How to Store: Fresh asparagus should be stored in the refrigerator with the cut ends immersed in water and should be used within a day or two.

Usage Tips: Fresh asparagus is best steamed or microwaved until just crisp-tender. Steaming should be done quickly, with the spears in an upright position to heat the stalks evenly.
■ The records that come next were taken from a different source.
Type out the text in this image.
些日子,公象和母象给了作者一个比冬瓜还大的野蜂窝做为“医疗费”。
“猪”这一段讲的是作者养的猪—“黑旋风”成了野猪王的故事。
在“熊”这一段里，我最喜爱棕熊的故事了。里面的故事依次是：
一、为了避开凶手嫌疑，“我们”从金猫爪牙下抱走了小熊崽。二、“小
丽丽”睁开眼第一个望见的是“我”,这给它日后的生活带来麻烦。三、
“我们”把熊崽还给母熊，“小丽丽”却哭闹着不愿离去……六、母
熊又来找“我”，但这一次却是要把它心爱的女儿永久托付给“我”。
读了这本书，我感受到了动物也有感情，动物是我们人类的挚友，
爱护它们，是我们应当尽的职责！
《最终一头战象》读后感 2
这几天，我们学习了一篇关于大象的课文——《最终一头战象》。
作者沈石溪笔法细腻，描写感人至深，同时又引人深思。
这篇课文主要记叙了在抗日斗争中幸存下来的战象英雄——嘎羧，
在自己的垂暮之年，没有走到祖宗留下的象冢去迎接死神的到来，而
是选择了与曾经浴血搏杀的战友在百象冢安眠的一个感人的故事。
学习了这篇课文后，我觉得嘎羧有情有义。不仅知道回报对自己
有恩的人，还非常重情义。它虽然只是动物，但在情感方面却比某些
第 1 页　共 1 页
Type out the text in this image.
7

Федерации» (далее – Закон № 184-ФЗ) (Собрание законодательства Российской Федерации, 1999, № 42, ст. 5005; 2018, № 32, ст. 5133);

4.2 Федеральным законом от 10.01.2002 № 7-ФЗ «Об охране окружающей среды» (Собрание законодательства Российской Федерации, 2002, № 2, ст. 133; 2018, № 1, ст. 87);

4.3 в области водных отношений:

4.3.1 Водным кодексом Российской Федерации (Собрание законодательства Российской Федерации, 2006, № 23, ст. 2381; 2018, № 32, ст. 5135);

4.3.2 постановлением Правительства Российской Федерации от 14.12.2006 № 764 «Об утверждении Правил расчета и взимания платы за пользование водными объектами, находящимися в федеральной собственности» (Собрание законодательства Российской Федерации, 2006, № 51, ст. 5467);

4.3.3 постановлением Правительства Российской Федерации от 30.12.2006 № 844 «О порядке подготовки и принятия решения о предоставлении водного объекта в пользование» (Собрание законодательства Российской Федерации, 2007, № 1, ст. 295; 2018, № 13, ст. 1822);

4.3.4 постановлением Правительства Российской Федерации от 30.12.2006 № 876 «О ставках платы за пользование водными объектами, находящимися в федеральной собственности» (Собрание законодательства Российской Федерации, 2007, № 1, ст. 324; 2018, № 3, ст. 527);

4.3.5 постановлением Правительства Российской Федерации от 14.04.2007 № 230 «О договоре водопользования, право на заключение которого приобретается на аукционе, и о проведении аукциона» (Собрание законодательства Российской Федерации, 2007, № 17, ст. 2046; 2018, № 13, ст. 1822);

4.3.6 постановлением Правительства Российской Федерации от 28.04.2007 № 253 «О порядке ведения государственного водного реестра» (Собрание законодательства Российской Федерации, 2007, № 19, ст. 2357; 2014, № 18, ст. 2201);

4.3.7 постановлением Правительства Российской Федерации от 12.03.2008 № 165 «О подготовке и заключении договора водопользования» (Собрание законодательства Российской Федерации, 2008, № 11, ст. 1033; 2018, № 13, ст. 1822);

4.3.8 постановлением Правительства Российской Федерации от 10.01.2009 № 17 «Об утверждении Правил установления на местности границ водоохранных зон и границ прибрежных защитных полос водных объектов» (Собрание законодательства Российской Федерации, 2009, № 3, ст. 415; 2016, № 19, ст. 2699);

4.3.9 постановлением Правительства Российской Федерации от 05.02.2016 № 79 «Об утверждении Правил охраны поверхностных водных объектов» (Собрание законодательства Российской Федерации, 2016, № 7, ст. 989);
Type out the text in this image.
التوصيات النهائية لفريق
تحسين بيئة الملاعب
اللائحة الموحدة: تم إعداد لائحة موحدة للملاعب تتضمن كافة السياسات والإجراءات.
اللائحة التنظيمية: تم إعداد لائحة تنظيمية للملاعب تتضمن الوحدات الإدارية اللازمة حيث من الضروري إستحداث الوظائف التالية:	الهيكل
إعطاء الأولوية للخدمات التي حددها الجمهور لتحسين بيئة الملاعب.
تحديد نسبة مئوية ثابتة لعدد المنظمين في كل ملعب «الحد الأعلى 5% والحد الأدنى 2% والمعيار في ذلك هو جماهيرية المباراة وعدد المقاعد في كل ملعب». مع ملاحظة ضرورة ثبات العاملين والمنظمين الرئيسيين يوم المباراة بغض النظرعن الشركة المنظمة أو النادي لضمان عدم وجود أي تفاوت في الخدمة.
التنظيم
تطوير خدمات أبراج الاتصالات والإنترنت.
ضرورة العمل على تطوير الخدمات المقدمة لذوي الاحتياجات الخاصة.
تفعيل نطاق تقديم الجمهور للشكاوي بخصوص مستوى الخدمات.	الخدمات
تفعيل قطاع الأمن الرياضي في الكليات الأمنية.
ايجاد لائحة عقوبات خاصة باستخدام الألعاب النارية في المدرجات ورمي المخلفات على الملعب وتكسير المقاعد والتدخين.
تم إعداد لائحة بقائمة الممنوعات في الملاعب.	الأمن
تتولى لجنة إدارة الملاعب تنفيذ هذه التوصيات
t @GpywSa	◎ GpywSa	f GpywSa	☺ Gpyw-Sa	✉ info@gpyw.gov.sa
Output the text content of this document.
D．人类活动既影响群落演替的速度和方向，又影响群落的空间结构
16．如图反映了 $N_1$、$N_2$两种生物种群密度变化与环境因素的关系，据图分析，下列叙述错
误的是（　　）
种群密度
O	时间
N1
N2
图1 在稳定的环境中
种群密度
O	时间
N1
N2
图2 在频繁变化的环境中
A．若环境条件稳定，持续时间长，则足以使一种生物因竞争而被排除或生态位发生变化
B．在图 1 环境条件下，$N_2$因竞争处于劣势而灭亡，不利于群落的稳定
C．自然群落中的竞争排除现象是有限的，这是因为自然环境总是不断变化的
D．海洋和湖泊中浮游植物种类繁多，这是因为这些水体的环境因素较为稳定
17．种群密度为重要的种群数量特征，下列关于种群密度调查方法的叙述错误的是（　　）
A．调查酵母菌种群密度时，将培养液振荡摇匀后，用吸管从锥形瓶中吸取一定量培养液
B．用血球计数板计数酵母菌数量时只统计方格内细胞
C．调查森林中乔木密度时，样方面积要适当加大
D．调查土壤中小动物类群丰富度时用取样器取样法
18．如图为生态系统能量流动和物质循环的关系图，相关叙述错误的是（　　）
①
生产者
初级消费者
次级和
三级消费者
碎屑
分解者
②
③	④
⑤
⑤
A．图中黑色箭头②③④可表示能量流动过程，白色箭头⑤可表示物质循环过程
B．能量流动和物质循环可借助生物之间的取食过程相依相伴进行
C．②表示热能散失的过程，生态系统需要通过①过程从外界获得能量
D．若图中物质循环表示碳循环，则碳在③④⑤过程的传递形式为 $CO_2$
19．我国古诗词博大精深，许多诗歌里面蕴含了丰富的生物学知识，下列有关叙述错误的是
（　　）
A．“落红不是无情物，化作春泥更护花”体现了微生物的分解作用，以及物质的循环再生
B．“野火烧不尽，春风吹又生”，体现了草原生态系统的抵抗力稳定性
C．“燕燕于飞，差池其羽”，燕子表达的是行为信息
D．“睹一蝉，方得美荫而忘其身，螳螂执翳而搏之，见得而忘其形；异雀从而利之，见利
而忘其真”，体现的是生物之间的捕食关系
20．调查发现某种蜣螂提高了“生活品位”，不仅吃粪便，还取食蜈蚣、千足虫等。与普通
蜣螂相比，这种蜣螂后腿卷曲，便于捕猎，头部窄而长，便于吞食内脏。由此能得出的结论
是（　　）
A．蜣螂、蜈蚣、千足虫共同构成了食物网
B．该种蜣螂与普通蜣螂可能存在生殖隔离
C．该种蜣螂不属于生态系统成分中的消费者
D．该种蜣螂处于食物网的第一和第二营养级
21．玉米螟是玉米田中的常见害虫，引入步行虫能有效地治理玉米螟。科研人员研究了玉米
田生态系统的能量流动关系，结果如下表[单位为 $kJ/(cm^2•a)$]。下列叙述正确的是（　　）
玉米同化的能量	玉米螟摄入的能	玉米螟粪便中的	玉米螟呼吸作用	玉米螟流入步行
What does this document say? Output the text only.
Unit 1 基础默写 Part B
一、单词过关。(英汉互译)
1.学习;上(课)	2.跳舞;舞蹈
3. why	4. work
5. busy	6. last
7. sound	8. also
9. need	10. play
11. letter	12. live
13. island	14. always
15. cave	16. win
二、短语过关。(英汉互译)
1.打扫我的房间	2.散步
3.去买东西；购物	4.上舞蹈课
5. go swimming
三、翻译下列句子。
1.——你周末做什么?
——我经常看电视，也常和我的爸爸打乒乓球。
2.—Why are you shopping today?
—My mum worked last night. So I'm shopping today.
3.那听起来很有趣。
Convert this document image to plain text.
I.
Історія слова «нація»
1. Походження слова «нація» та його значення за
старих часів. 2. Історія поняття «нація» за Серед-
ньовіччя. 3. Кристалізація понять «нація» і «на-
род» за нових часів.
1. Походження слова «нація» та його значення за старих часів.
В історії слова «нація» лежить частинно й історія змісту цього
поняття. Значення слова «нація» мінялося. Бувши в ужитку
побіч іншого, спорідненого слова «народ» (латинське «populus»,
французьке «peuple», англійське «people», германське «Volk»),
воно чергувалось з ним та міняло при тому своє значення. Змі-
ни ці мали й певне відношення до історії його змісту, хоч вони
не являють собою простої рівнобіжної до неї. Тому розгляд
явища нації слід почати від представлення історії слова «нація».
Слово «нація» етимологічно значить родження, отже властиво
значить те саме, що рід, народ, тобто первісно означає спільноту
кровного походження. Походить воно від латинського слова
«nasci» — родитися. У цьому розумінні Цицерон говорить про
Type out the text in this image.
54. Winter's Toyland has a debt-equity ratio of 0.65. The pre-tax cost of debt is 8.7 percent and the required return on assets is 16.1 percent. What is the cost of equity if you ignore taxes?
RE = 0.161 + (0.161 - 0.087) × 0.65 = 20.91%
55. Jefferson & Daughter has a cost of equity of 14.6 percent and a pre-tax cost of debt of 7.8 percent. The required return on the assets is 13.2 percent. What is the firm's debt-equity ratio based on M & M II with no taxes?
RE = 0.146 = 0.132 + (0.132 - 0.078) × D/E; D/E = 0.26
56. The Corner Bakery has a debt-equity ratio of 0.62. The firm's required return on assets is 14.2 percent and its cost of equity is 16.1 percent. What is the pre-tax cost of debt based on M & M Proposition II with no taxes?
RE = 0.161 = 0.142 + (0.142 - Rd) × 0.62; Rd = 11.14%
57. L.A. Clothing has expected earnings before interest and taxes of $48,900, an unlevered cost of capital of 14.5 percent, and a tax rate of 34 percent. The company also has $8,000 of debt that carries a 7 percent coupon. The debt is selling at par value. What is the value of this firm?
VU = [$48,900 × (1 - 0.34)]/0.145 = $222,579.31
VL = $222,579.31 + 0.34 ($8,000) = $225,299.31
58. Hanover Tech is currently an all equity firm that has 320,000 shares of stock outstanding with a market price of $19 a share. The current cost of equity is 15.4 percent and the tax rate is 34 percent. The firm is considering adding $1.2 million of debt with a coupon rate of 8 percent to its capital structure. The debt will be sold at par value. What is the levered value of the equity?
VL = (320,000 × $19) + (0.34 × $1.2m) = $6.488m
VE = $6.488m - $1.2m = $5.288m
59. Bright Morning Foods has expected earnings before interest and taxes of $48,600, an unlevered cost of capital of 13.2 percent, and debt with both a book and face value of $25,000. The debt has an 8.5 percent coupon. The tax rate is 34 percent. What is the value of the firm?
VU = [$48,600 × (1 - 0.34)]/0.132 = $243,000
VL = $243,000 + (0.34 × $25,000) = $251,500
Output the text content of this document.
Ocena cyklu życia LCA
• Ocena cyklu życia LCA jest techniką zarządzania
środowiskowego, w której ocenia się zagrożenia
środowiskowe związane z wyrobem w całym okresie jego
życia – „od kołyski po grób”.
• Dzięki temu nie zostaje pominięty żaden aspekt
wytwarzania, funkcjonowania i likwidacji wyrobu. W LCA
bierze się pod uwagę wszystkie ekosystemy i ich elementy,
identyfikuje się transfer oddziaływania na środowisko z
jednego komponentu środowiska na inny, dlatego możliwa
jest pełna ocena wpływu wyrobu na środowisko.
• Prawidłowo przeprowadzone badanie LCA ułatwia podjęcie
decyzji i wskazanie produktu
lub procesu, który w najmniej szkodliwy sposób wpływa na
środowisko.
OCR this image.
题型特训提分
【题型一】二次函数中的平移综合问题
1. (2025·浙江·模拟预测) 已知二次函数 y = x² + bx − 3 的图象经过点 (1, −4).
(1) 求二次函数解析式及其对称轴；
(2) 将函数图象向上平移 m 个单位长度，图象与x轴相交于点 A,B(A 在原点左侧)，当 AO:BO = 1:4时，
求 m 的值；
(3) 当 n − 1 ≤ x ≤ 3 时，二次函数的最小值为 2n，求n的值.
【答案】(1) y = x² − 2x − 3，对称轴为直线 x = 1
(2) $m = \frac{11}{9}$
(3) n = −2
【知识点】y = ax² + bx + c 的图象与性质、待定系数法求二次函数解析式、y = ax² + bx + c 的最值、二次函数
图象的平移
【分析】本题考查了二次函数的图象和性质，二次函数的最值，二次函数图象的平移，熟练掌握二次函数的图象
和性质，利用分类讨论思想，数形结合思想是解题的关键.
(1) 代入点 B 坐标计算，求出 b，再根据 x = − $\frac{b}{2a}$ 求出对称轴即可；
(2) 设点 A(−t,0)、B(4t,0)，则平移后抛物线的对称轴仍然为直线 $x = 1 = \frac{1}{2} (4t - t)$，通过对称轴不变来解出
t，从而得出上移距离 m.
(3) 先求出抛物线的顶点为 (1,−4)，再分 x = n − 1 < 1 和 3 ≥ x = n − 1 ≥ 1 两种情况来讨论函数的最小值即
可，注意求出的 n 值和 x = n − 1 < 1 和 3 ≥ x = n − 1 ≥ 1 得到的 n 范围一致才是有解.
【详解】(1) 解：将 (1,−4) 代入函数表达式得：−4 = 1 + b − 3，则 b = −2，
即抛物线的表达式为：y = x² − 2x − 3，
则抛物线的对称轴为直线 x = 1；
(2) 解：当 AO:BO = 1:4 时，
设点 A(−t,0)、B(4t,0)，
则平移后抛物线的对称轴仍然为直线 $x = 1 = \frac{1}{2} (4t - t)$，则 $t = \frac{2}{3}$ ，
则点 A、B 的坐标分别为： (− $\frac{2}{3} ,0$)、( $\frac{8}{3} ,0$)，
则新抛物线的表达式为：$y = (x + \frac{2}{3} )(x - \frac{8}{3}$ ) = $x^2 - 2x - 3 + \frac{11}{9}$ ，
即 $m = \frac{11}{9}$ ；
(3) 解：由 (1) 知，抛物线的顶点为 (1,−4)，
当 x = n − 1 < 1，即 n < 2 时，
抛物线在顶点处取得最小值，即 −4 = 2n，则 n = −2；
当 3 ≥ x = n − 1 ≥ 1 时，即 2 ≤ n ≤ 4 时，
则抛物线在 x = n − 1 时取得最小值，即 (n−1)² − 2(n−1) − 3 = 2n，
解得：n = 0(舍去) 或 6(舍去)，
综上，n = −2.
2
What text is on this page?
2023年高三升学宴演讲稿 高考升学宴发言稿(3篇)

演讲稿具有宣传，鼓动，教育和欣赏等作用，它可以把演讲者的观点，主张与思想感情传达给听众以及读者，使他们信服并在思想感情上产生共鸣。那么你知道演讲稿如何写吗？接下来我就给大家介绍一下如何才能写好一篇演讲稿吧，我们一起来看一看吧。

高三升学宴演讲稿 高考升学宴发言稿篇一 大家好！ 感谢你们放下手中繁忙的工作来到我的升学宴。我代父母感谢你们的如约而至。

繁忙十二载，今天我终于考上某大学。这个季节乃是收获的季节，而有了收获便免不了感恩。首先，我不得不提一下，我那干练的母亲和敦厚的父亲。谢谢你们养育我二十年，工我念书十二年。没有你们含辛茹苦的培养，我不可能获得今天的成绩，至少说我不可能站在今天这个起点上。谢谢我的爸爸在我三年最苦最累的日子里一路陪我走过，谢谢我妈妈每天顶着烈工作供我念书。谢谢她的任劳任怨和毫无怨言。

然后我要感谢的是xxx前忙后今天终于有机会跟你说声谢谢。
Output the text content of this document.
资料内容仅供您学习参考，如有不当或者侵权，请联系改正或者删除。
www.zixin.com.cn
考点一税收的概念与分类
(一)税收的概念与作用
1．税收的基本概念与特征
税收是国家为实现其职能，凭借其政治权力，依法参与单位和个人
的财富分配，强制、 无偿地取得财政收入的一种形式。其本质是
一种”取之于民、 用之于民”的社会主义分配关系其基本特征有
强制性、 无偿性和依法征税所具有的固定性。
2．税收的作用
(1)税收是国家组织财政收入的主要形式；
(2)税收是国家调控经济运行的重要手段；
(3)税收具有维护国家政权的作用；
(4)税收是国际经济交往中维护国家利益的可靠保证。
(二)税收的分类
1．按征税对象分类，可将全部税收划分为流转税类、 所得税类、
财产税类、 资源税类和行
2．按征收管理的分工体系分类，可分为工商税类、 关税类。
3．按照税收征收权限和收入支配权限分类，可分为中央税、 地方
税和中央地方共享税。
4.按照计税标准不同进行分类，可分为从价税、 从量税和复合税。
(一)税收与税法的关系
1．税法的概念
A prefect side dish to any meal…

Asparagus Parmesan
 
Ingredients
  • 1 tablespoon butter
  • 1/4 cup olive oil
  • 1 pound fresh asparagus spears, trimmed
  • 3/4 cup grated Parmesan cheese
  • salt and pepper to taste

Directions

  1. Melt butter with olive oil in a large skillet over medium heat. Add asparagus spears, and cook, stirring occasionally for about 10 minutes, or to desired firmness. Drain off excess oil, and sprinkle with Parmesan cheese, salt and pepper.

Asparagus 'Guacamole'

Ingredients

  • 1 1/2 pounds asparagus, cut into small pieces
  • 1 tablespoon fat-free Greek-style yogurt
  • 1 tablespoon lime juice
  • 1/4 cup chopped fresh cilantro
  • 3 green onions, thinly sliced
  • 1/2 jalapeno pepper, minced
  • 1 tablespoon minced garlic
  • 1 tomato, diced
  • 1/2 teaspoon Worcestershire sauce
  • 1 dash hot pepper sauce
  • salt and ground black pepper to taste

Directions

  1. Place the asparagus into a steamer insert and set into a pot over one inch of water; bring the water to a boil. Place a cover on the pot and steam the asparagus for 5 minutes. Transfer the asparagus to the bowl of a food processor and puree until smooth.
  2. Combine the asparagus puree with the yogurt, lime juice, cilantro, green onions, jalapeno pepper, garlic, tomato, Worcestershire sauce, and hot pepper sauce in a large bowl; gently stir to combine. Season with salt and pepper. Chill in refrigerator until completely cooled.